Focus on what is positive in your intent– to learn, to share, to engage. Make it clear in your mind first. When your intention in asking is clear to you, it is much more likely to be clear to the other person. But it is not guaranteed.
So, what can you do to increase the clarity in your questions? Once your (positive) intention is internally clear, consider:
- Your audience. Whom are you asking – is it one person or a group? How do you expect they might take the question, based on their thoughts on the topic? Given that, is there a best way to ask the question?
- The situation. Is there angst, anger, or stress in the situation? Do people see the topic as high-stakes? If so, making your intention clearer is critical and may take additional effort or finesse.
- Your relationship with them. What is the level of comfort and trust people have in you? The higher these factors are, the less risk there is in having your intention misunderstood. But it can still happen.
- Any positional differences. Because of your role, your questions may be unintentionally misinterpreted. As a leader, a teacher, or even a parent, this is an especially important copoint to consider.
As You Ask
Based on a clear internal intention and some thought about the situation, now you can ask your question. Do these three things:
- Consider a preamble. If you are concerned about the possibility of misunderstanding your intention in asking, state it up front. Start the exchange with, “Before I ask, let me tell you my intention.” Or “I’m not sure how to ask – so let me explain why I am asking first.”
- Read the room. Consider the emotional state of those you are about to ask. Adjust the phrasing or timing of your question accordingly.

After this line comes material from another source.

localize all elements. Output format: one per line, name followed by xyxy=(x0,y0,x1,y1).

- Watch body language. After you ask, notice how people react. You might quickly find that your question didn’t land effectively. By watching for that, you can be ready for what comes next.
After You Ask
Your opportunity for clarity doesn’t end with the question. You can still clarify your intention and get even better results after your question.
- Remove the pressure. After you ask, take a breath and observe. Give people a chance to think about their response. Too much urgency from you could confuse them, leading them to question your intent in asking.
- Clarify (or reclarify) your intention. Maybe you thought your intent was clear. Maybe you stated it already. And you still may need to state it again. After all, can you ever be “too clear?”
- Restate your question. If it seems people are misunderstanding or misinterpreting, ask the question again. Perhaps add the encouragement and reassurance of a preamble the second time.
- Reassure and thank people. Thank people for hanging in with you and not jumping to negative conclusions. Reassure them that your intent was positive. Finally, if appropriate, let them know what you will do with their input as a next step.
Sometimes our intention isn’t clear enough to us, and more often it can be misinterpreted by others. With this understanding, we can take positive actions to improve the value and benefit of our questions. A successful exchange through well-intended questions and responses builds trust and relationships.